The articles you cite basically indicate that hosting an even such as a Super Bowl doesn't have a material impact on a city's economy. That's true. They also say the impact may even be negative. This is also true. These articles are simplified descriptions that don't give you the nuts and bolts and whys because newspapers don't have time to explain it. Frankly, the people writing the articles often don't know what questions to ask an economist to get to the bottom of the issue anyway. Since you're compiling these articles without much apparent knowledge of the subtext the economists are providing, here are the reasons why the positive impact isn't as great as many are led to believe:
1-The multiplier effect. Just because the JW books an extra 800 rooms a night for the entire SB week doesn't mean that money stays in the local economy. Most of it doesn't. Economies aren't islands. Money leaks in and out of them to buy goods and services elsewhere, invest elsewhere, etc. In a SB environment, only about 10% of every additional dollar spent by visitors will remain, so when you see articles proclaiming $150 million to $350 million of additional revenue generation thanks to the Super Bowl, those articles should say $15 to $35 million of economic impact. People confuse the two. The government still gets their cut from the full $150 million to $350 million via taxation however.

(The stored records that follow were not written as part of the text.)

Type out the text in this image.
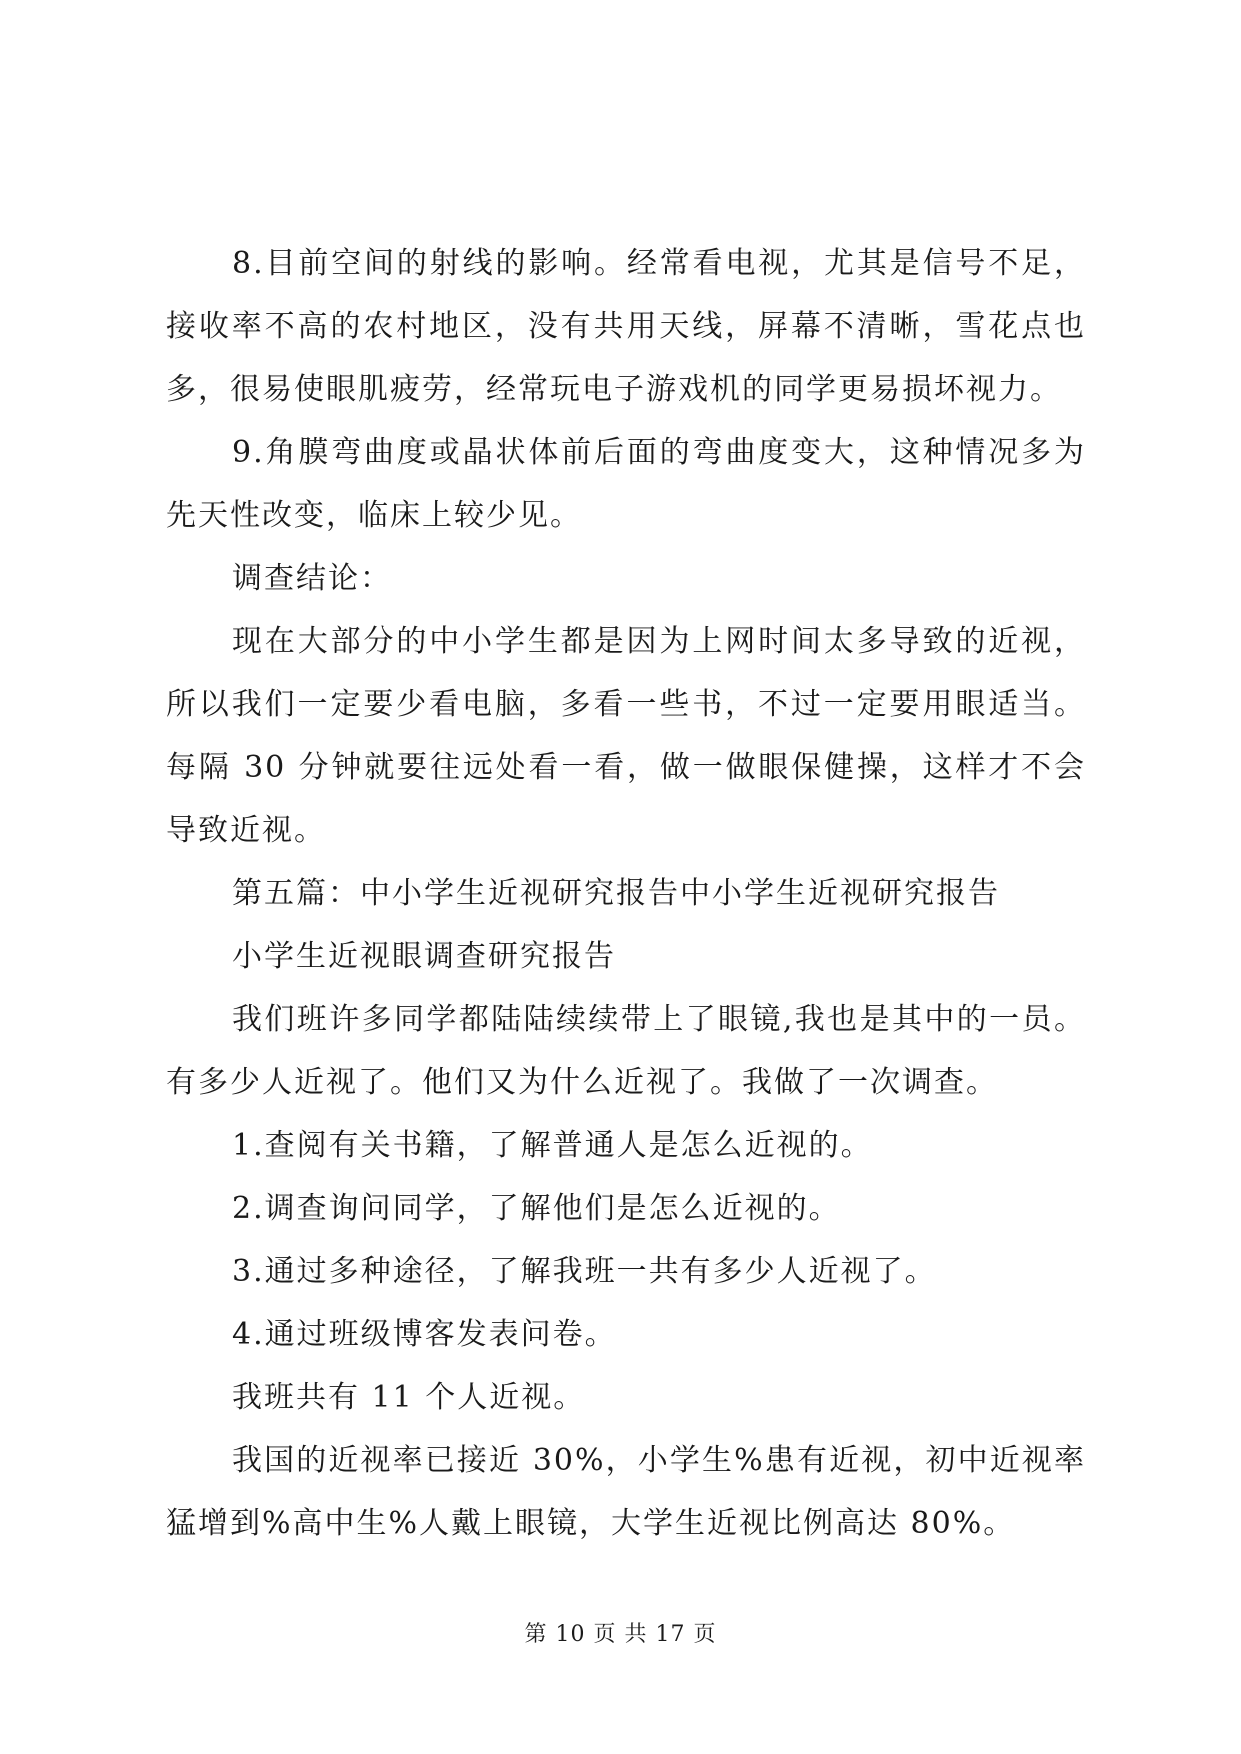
8.目前空间的射线的影响。经常看电视，尤其是信号不足，接收率不高的农村地区，没有共用天线，屏幕不清晰，雪花点也多，很易使眼肌疲劳，经常玩电子游戏机的同学更易损坏视力。

9.角膜弯曲度或晶状体前后面的弯曲度变大，这种情况多为先天性改变，临床上较少见。

调查结论：

现在大部分的中小学生都是因为上网时间太多导致的近视，所以我们一定要少看电脑，多看一些书，不过一定要用眼适当。每隔 30 分钟就要往远处看一看，做一做眼保健操，这样才不会导致近视。

第五篇：中小学生近视研究报告中小学生近视研究报告

小学生近视眼调查研究报告

我们班许多同学都陆陆续续带上了眼镜,我也是其中的一员。有多少人近视了。他们又为什么近视了。我做了一次调查。

1.查阅有关书籍，了解普通人是怎么近视的。

2.调查询问同学，了解他们是怎么近视的。

3.通过多种途径，了解我班一共有多少人近视了。

4.通过班级博客发表问卷。

我班共有 11 个人近视。

我国的近视率已接近 30%，小学生%患有近视，初中近视率猛增到%高中生%人戴上眼镜，大学生近视比例高达 80%。

第 10 页 共 17 页
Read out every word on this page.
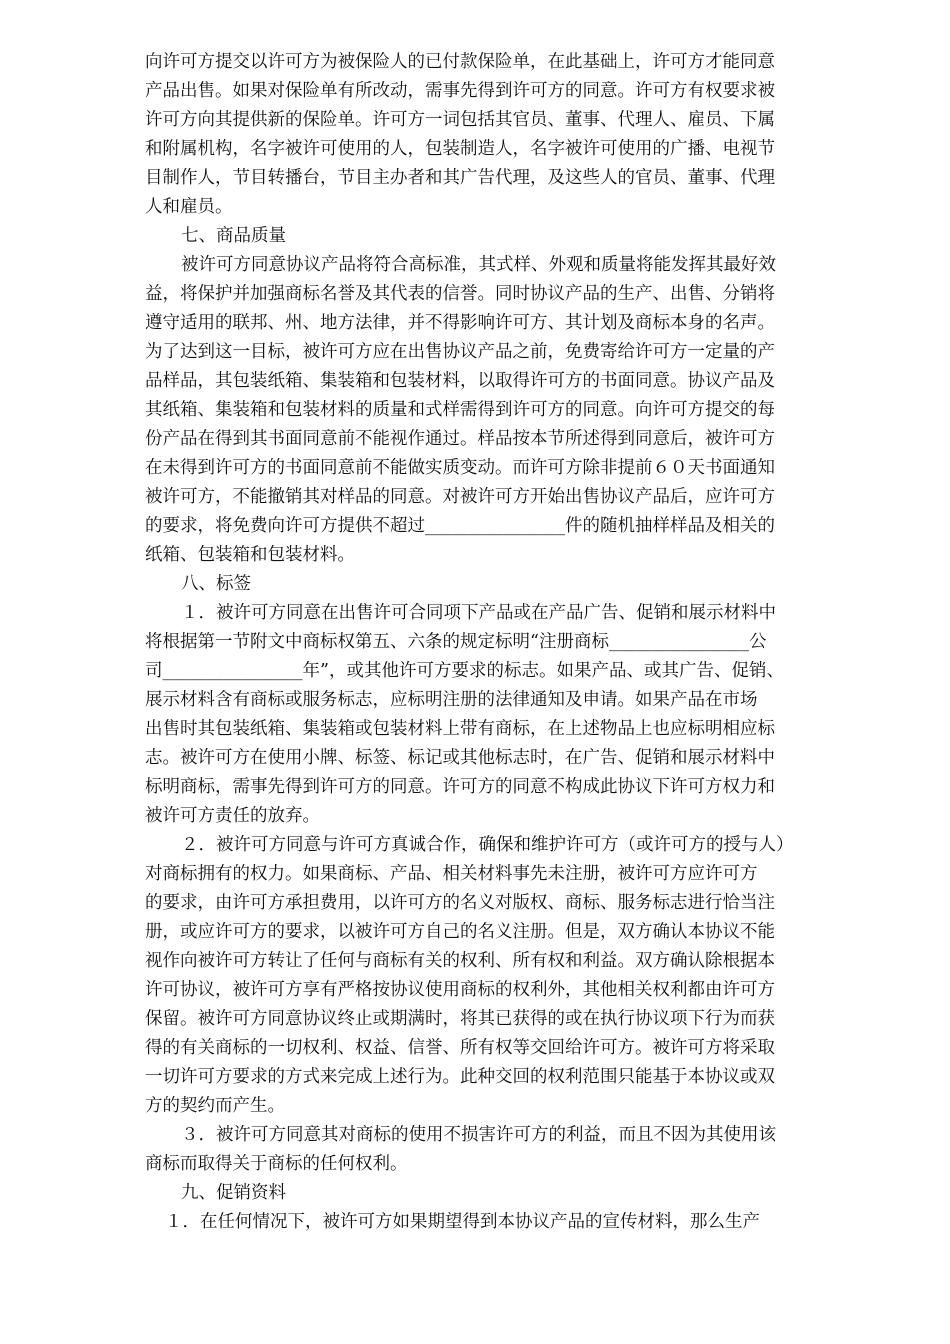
向许可方提交以许可方为被保险人的已付款保险单，在此基础上，许可方才能同意
产品出售。如果对保险单有所改动，需事先得到许可方的同意。许可方有权要求被
许可方向其提供新的保险单。许可方一词包括其官员、董事、代理人、雇员、下属
和附属机构，名字被许可使用的人，包装制造人，名字被许可使用的广播、电视节
目制作人，节目转播台，节目主办者和其广告代理，及这些人的官员、董事、代理
人和雇员。
七、商品质量
被许可方同意协议产品将符合高标准，其式样、外观和质量将能发挥其最好效
益，将保护并加强商标名誉及其代表的信誉。同时协议产品的生产、出售、分销将
遵守适用的联邦、州、地方法律，并不得影响许可方、其计划及商标本身的名声。
为了达到这一目标，被许可方应在出售协议产品之前，免费寄给许可方一定量的产
品样品，其包装纸箱、集装箱和包装材料，以取得许可方的书面同意。协议产品及
其纸箱、集装箱和包装材料的质量和式样需得到许可方的同意。向许可方提交的每
份产品在得到其书面同意前不能视作通过。样品按本节所述得到同意后，被许可方
在未得到许可方的书面同意前不能做实质变动。而许可方除非提前６０天书面通知
被许可方，不能撤销其对样品的同意。对被许可方开始出售协议产品后，应许可方
的要求，将免费向许可方提供不超过________________件的随机抽样样品及相关的
纸箱、包装箱和包装材料。
八、标签
１．被许可方同意在出售许可合同项下产品或在产品广告、促销和展示材料中
将根据第一节附文中商标权第五、六条的规定标明“注册商标________________公
司________________年”，或其他许可方要求的标志。如果产品、或其广告、促销、
展示材料含有商标或服务标志，应标明注册的法律通知及申请。如果产品在市场
出售时其包装纸箱、集装箱或包装材料上带有商标，在上述物品上也应标明相应标
志。被许可方在使用小牌、标签、标记或其他标志时，在广告、促销和展示材料中
标明商标，需事先得到许可方的同意。许可方的同意不构成此协议下许可方权力和
被许可方责任的放弃。
２．被许可方同意与许可方真诚合作，确保和维护许可方（或许可方的授与人）
对商标拥有的权力。如果商标、产品、相关材料事先未注册，被许可方应许可方
的要求，由许可方承担费用，以许可方的名义对版权、商标、服务标志进行恰当注
册，或应许可方的要求，以被许可方自己的名义注册。但是，双方确认本协议不能
视作向被许可方转让了任何与商标有关的权利、所有权和利益。双方确认除根据本
许可协议，被许可方享有严格按协议使用商标的权利外，其他相关权利都由许可方
保留。被许可方同意协议终止或期满时，将其已获得的或在执行协议项下行为而获
得的有关商标的一切权利、权益、信誉、所有权等交回给许可方。被许可方将采取
一切许可方要求的方式来完成上述行为。此种交回的权利范围只能基于本协议或双
方的契约而产生。
３．被许可方同意其对商标的使用不损害许可方的利益，而且不因为其使用该
商标而取得关于商标的任何权利。
九、促销资料
１．在任何情况下，被许可方如果期望得到本协议产品的宣传材料，那么生产
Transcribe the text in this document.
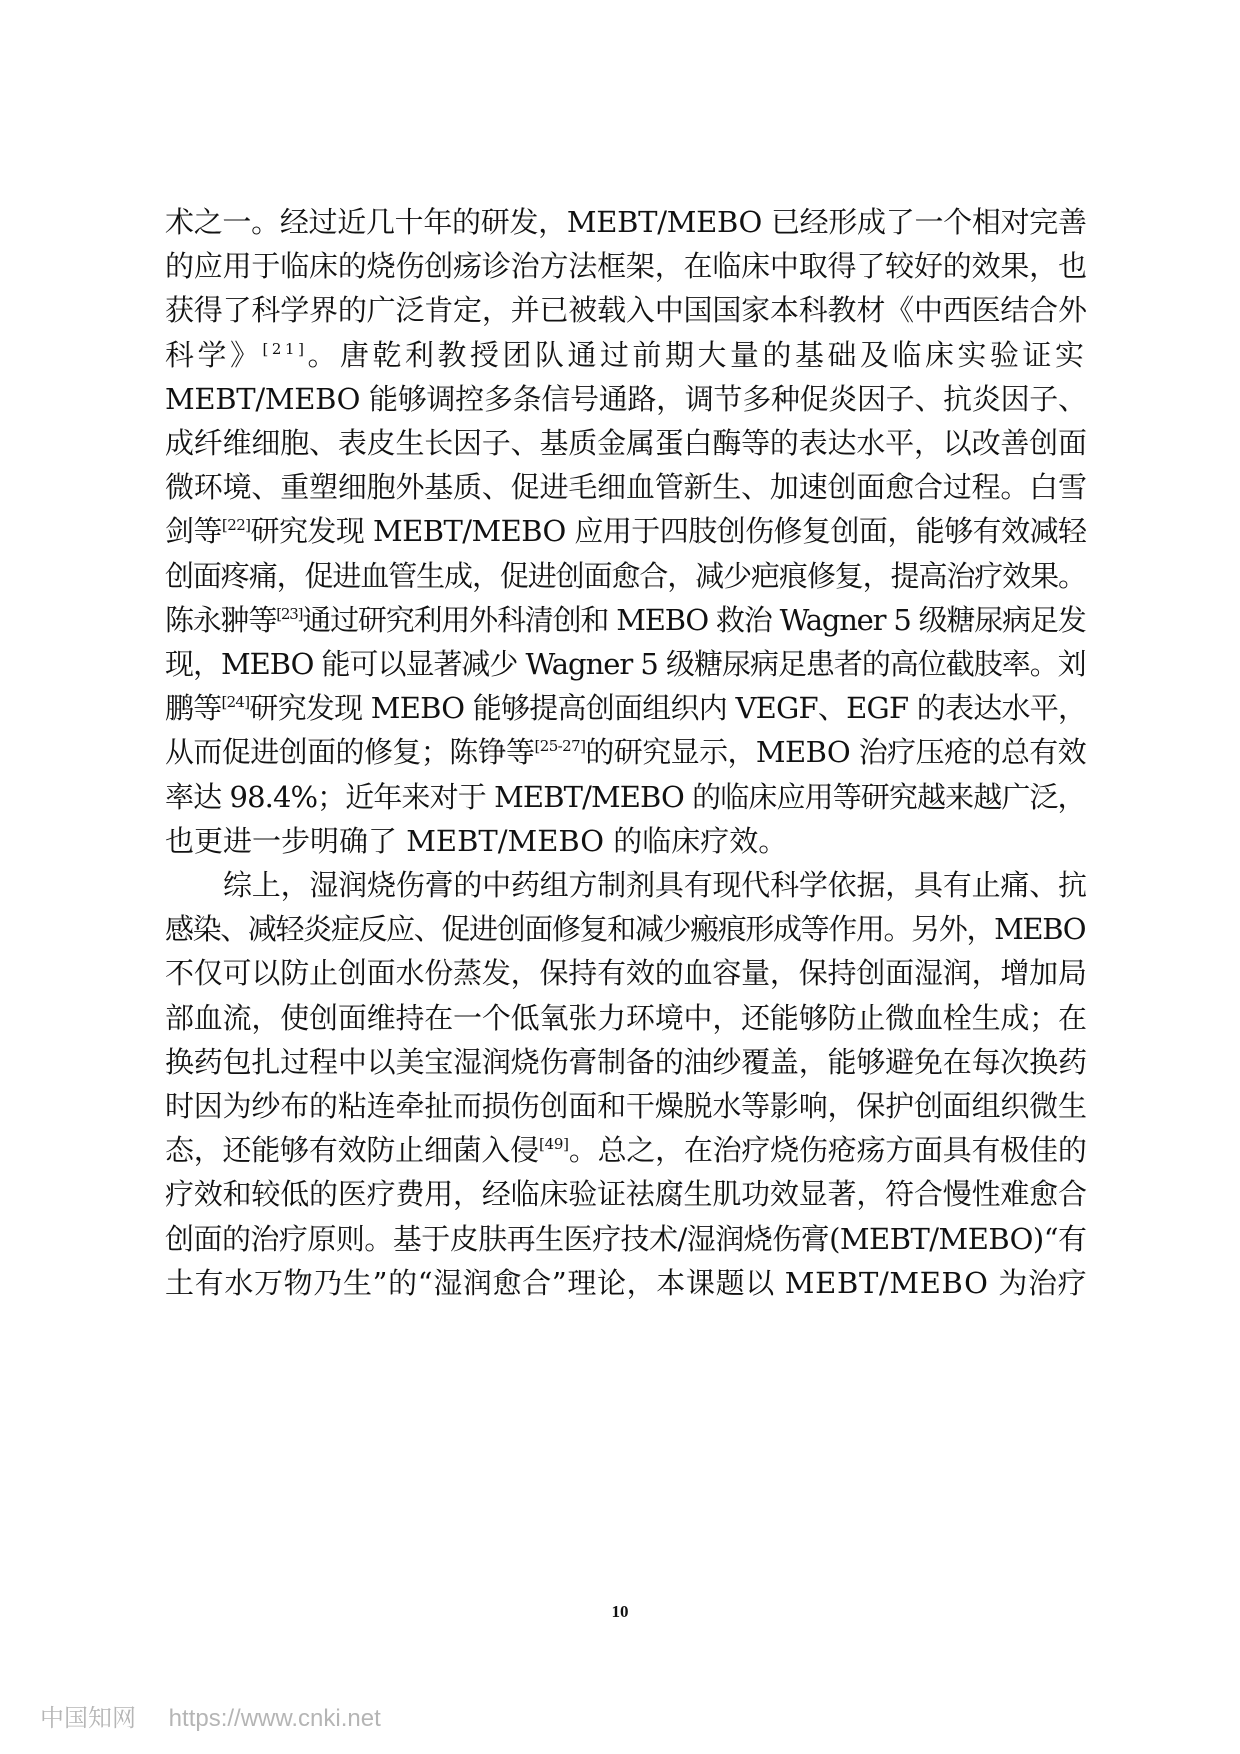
术之一。经过近几十年的研发，MEBT/MEBO 已经形成了一个相对完善
的应用于临床的烧伤创疡诊治方法框架，在临床中取得了较好的效果，也
获得了科学界的广泛肯定，并已被载入中国国家本科教材《中西医结合外
科学》[21]。唐乾利教授团队通过前期大量的基础及临床实验证实
MEBT/MEBO 能够调控多条信号通路，调节多种促炎因子、抗炎因子、
成纤维细胞、表皮生长因子、基质金属蛋白酶等的表达水平，以改善创面
微环境、重塑细胞外基质、促进毛细血管新生、加速创面愈合过程。白雪
剑等[22]研究发现 MEBT/MEBO 应用于四肢创伤修复创面，能够有效减轻
创面疼痛，促进血管生成，促进创面愈合，减少疤痕修复，提高治疗效果。
陈永翀等[23]通过研究利用外科清创和 MEBO 救治 Wagner 5 级糖尿病足发
现，MEBO 能可以显著减少 Wagner 5 级糖尿病足患者的高位截肢率。刘
鹏等[24]研究发现 MEBO 能够提高创面组织内 VEGF、EGF 的表达水平，
从而促进创面的修复；陈铮等[25-27]的研究显示，MEBO 治疗压疮的总有效
率达 98.4%；近年来对于 MEBT/MEBO 的临床应用等研究越来越广泛，
也更进一步明确了 MEBT/MEBO 的临床疗效。
综上，湿润烧伤膏的中药组方制剂具有现代科学依据，具有止痛、抗
感染、减轻炎症反应、促进创面修复和减少瘢痕形成等作用。另外，MEBO
不仅可以防止创面水份蒸发，保持有效的血容量，保持创面湿润，增加局
部血流，使创面维持在一个低氧张力环境中，还能够防止微血栓生成；在
换药包扎过程中以美宝湿润烧伤膏制备的油纱覆盖，能够避免在每次换药
时因为纱布的粘连牵扯而损伤创面和干燥脱水等影响，保护创面组织微生
态，还能够有效防止细菌入侵[49]。总之，在治疗烧伤疮疡方面具有极佳的
疗效和较低的医疗费用，经临床验证祛腐生肌功效显著，符合慢性难愈合
创面的治疗原则。基于皮肤再生医疗技术/湿润烧伤膏(MEBT/MEBO)“有
土有水万物乃生”的“湿润愈合”理论，本课题以 MEBT/MEBO 为治疗
10
中国知网 https://www.cnki.net
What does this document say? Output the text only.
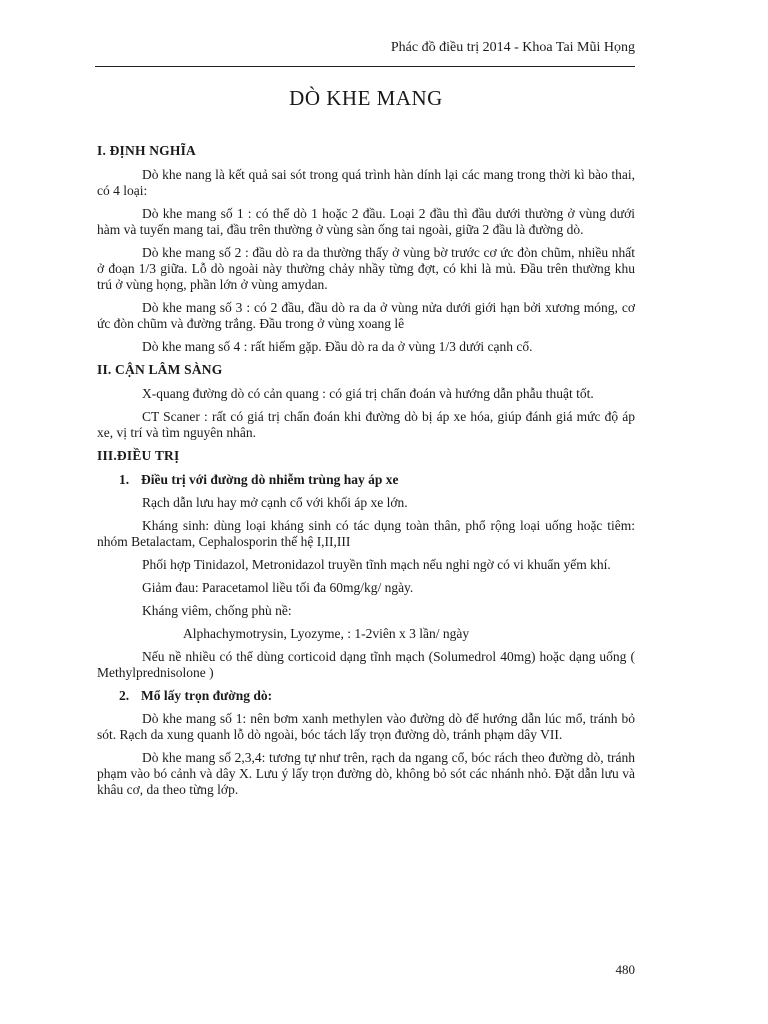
Phác đồ điều trị 2014 - Khoa Tai Mũi Họng
DÒ KHE MANG
I. ĐỊNH NGHĨA

Dò khe nang là kết quả sai sót trong quá trình hàn dính lại các mang trong thời kì bào thai, có 4 loại:

Dò khe mang số 1 : có thể dò 1 hoặc 2 đầu. Loại 2 đầu thì đầu dưới thường ở vùng dưới hàm và tuyến mang tai, đầu trên thường ở vùng sàn ống tai ngoài, giữa 2 đầu là đường dò.

Dò khe mang số 2 : đầu dò ra da thường thấy ở vùng bờ trước cơ ức đòn chũm, nhiều nhất ở đoạn 1/3 giữa. Lỗ dò ngoài này thường chảy nhầy từng đợt, có khi là mủ. Đầu trên thường khu trú ở vùng họng, phần lớn ở vùng amydan.

Dò khe mang số 3 : có 2 đầu, đầu dò ra da ở vùng nửa dưới giới hạn bởi xương móng, cơ ức đòn chũm và đường trắng. Đầu trong ở vùng xoang lê

Dò khe mang số 4 : rất hiếm gặp. Đầu dò ra da ở vùng 1/3 dưới cạnh cổ.

II. CẬN LÂM SÀNG

X-quang đường dò có cản quang : có giá trị chẩn đoán và hướng dẫn phẫu thuật tốt.

CT Scaner : rất có giá trị chẩn đoán khi đường dò bị áp xe hóa, giúp đánh giá mức độ áp xe, vị trí và tìm nguyên nhân.

III.ĐIỀU TRỊ
1. Điều trị với đường dò nhiễm trùng hay áp xe

Rạch dẫn lưu hay mở cạnh cổ với khối áp xe lớn.

Kháng sinh: dùng loại kháng sinh có tác dụng toàn thân, phổ rộng loại uống hoặc tiêm: nhóm Betalactam, Cephalosporin thế hệ I,II,III

Phối hợp Tinidazol, Metronidazol truyền tĩnh mạch nếu nghi ngờ có vi khuẩn yếm khí.

Giảm đau: Paracetamol liều tối đa 60mg/kg/ ngày.

Kháng viêm, chống phù nề:

Alphachymotrysin, Lyozyme, : 1-2viên x 3 lần/ ngày

Nếu nề nhiều có thể dùng corticoid dạng tĩnh mạch (Solumedrol 40mg) hoặc dạng uống ( Methylprednisolone )

2. Mổ lấy trọn đường dò:

Dò khe mang số 1: nên bơm xanh methylen vào đường dò để hướng dẫn lúc mổ, tránh bỏ sót. Rạch da xung quanh lỗ dò ngoài, bóc tách lấy trọn đường dò, tránh phạm dây VII.

Dò khe mang số 2,3,4: tương tự như trên, rạch da ngang cổ, bóc rách theo đường dò, tránh phạm vào bó cảnh và dây X. Lưu ý lấy trọn đường dò, không bỏ sót các nhánh nhỏ. Đặt dẫn lưu và khâu cơ, da theo từng lớp.

480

2-The cost component. Journalists like to talk to economists about Super Bowls and events like the Olympics like they're one and the same. They aren't and it's ignorant to think otherwise. Olympics generally aren't successful economic ventures because there are a lot of up front costs for facilities that have no direct alternate future use. When I say a lot, I mean hundreds of millions and most likely billions of dollars. Think the bird's nest stadium, the natatorium, etc in Beijing. You gave us the up front costs of this venture in one of your articles and they were tiny. Much smaller than the $15 to $35 million of actual economic impact + incremental tax revenue generated.
The only way this event couldn't be termed a modest success when all is said and done is if the only reason why Lucas (of the convention center or airport) was built in the first place was for the Super Bowl. All three would have been done regardless. Every other dollar spent was peanuts when you look at the region's overall public spending base.
In direct financial terms, Super Bowls don't make or lose a amount of money for the host city. In this particular case, they probably generated a modest amount of economic profit for the region overall. In terms of return (net public $ spent vs. economic impact), the returns were probably quite good, but again, they are small in the overall scheme of things when you are looking at absolute dollars. This excludes any indirect benefits such as image, entertainment, etc.